Bert and XLNet are 2 of the most powerful pretrianed DNNs for Natural Language Processing (NLP). Bert is one of the most widely used models to finetune for business problems like Sentiment Analysis, Question Answering, and Named Entity Recognition (NER), and Document Ranking. However, XLNet actually outperforms Bert on at least 20 different NLP tasks, as shown in the original XLNet paper. And this has been confirmed in a followup study by the XLNet team (in 2019).
Bert and XLNet have similar architectures but they are (pre)trained very differently. BERT is a called an Autoencoding (AE) based model, whereas XLNet is referred to as Auto-Regressive (AR). More specifically, while BERT uses masked words, XLNet uses a more sophisticated approach from Permutation Language Modelling (sometimes called Deshuffling).

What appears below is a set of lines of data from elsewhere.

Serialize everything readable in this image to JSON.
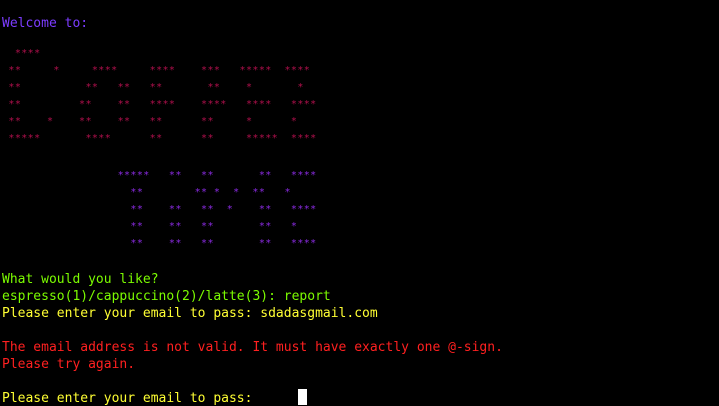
{
  "colors": {
    "background": "#000000",
    "welcome": "#7c3cff",
    "art_top": "#b0104c",
    "art_bottom": "#8a2be2",
    "prompt_green": "#7cfc00",
    "prompt_yellow": "#ffff33",
    "error_red": "#ff2020",
    "cursor": "#ffffff"
  },
  "welcome": "Welcome to:",
  "art_top": "  ****\n **     *     ****     ****    ***   *****  ****\n **          **   **   **       **    *       *\n **         **    **   ****    ****   ****   ****\n **    *    **    **   **      **     *      *\n *****       ****      **      **     *****  ****",
  "art_bottom": "                  *****   **   **       **   ****\n                    **        ** *  *  **   *\n                    **    **   **  *    **   ****\n                    **    **   **       **   *\n                    **    **   **       **   ****",
  "question": "What would you like?",
  "options_prompt": "espresso(1)/cappuccino(2)/latte(3): report",
  "email_prompt_first": "Please enter your email to pass: sdadasgmail.com",
  "error_line1": "The email address is not valid. It must have exactly one @-sign.",
  "error_line2": "Please try again.",
  "email_prompt_second": "Please enter your email to pass: "
}
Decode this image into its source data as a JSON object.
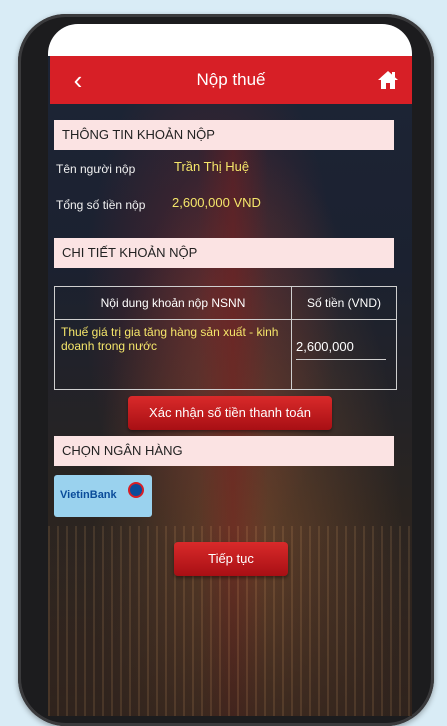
{
  "header": {
    "title": "Nộp thuế"
  },
  "section_info": {
    "title": "THÔNG TIN KHOẢN NỘP"
  },
  "payer": {
    "label": "Tên người nộp",
    "value": "Trần Thị Huệ"
  },
  "total": {
    "label": "Tổng số tiền nộp",
    "value": "2,600,000 VND"
  },
  "section_detail": {
    "title": "CHI TIẾT KHOẢN NỘP"
  },
  "table": {
    "headers": [
      "Nội dung khoản nộp NSNN",
      "Số tiền (VND)"
    ],
    "rows": [
      {
        "content": "Thuế giá trị gia tăng hàng sản xuất - kinh doanh trong nước",
        "amount": "2,600,000"
      }
    ]
  },
  "confirm_button": {
    "label": "Xác nhận số tiền thanh toán"
  },
  "section_bank": {
    "title": "CHỌN NGÂN HÀNG"
  },
  "bank": {
    "name": "VietinBank"
  },
  "continue_button": {
    "label": "Tiếp tục"
  },
  "colors": {
    "header": "#d71f26",
    "section_bar": "#fbe3e3",
    "value_text": "#f5e66a"
  },
  "icons": {
    "back": "chevron-left-icon",
    "home": "home-icon"
  }
}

Here, compare 2 equivalent (albiet smaller) BERT and XLNet (base-case) models from Huggingface. We see that the BERT model has many layer alphas greater than 6, which usually indicates that these layers are not well trained. In contast, the XLNet layer alphas all lie in a very clean range between say 2.5 and 4.5, which indicates that all of the XLNet layers are very well trained.
Using weightwatcher, we see immediately that XLNet should outperform BERT, even without having access to the training or test data. And this is exactly what the academic literature indicates.